Brainstorm Session 3: AI Agent Design¶
Date: 2026-04-15 Objective: Design how AI agents work within the Supervised Modular Monolith Depends on: Session 1 (Elixir/Phoenix), Session 2 (20 OTP apps, MCP boundaries)
Techniques Used¶
- Six Thinking Hats — Examine agent architecture from all perspectives
- Mind Mapping — Hierarchical exploration of the agent system
- Reverse Brainstorming — "How would our agent architecture guarantee failure?"
Core Design: Three-Tier Agent Architecture¶
Tier 1: Conversational Agents (GenServer, short-lived)¶
- User-facing chat agents per domain
- Scoped to a session, hold conversation state in GenServer
- Die when user disconnects, restart if they return
- Intent classification: pattern match (free) → Claude fallback (~$0.01)
- Tool calling via MCP servers
- UI rendering (tables, stat cards, charts via RenderUI tool)
Agent Types: - User Chat Agent — general-purpose, routes to domain agents - Reach Agent — SMS/voice/chat/email for workers and clients - Admin Assistant — natural language queries over dashboards and reports
Tier 2: Workflow Agents (Oban, medium-lived)¶
- Multi-step business processes (hours to weeks)
- Checkpoint state to PostgreSQL via Oban workers
- Survive node restarts, distribute across cluster
- Human-in-the-loop approval gates
- Escalation on failure/timeout
Agent Types: - Onboarding Pipeline — start → docs → verify → induct → place (days/weeks) - Scoring & Matching — batch scoring + AI reasoning for edge cases - Payroll Processing — calculate → validate → review → approve → submit - Incident Response — report → classify → notify → investigate → resolve
Tier 3: Autonomous Agents (Oban Cron, long-lived)¶
- Always-on monitoring and analysis
- Scheduled or event-triggered execution
- PROPOSE-only — never take destructive action without human approval
- Only allowed: READ, NOTIFY, REPORT
Agent Types: - Compliance Monitor — credential expiry, award rate changes, regulatory updates - Anomaly Detector — timesheet fraud signals, payroll discrepancies, roster conflicts - Roster Optimiser — overnight optimisation considering availability, skills, compliance, fatigue, cost - Data Quality Agent — incomplete records, stale credentials, data inconsistencies
Infrastructure¶
Orchestrator¶
- Receives all user/system intents
- Two-tier classification:
- Tier 1: Pattern matching on keywords → domain. Cost: $0
- Tier 2: Claude classification for ambiguous intents. Cost: ~$0.01
- Creates/retrieves appropriate agent for the domain
- Manages agent lifecycle (create, monitor, terminate)
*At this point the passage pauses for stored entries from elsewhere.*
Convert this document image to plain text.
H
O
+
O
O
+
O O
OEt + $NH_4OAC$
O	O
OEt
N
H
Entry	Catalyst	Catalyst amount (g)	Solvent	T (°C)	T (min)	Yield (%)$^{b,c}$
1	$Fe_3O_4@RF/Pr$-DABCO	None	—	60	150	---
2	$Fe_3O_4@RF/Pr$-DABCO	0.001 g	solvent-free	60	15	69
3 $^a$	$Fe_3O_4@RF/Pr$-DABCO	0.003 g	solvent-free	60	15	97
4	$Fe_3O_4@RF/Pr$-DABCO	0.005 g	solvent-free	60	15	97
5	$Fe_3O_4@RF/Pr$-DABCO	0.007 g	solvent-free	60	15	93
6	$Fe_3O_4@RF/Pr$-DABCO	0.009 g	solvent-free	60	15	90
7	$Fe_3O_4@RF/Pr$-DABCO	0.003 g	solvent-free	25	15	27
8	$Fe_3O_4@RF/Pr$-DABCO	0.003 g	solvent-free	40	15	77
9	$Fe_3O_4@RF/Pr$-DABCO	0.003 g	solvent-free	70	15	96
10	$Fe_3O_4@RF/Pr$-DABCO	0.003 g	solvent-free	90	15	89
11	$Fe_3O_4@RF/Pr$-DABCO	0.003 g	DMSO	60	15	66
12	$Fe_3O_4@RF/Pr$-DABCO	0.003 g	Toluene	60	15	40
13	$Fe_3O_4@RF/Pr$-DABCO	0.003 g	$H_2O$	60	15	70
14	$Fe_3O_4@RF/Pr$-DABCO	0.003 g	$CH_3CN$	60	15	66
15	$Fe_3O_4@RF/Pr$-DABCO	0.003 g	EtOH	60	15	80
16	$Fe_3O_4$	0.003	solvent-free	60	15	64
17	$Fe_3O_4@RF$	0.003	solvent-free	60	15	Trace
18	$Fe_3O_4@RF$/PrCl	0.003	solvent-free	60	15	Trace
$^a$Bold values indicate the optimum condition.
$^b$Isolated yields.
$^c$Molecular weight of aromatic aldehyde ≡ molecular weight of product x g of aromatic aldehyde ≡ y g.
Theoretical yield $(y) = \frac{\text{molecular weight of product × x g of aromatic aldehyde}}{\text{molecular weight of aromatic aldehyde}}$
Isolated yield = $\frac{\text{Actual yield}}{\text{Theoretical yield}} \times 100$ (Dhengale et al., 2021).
- Cross-domain coordination for multi-step intents
MCP Server Registry¶
- Catalog of all 18 domain MCP servers
- Typed tool schemas (inputs/outputs/descriptions)
- Permission matrix (which agents can call which tools)
- IRAP restrictions (defence tenants: restricted tool set)
- Dynamic registration (new domain → auto-registered)
Claude Client (Provider Abstraction — Hexagonal)¶
Port: AiProvider behaviour
├── AnthropicDirect adapter (commercial deployment)
├── BedrockSydney adapter (IRAP deployment — Claude in ap-southeast-2)
└── MockProvider adapter (testing — no API calls)
- Connection pooling (Finch HTTP client)
- Rate limiting (per-org, per-minute)
- Cost tracking (per-request, per-org, per-agent)
- Failover chain (primary → fallback → manual escalation)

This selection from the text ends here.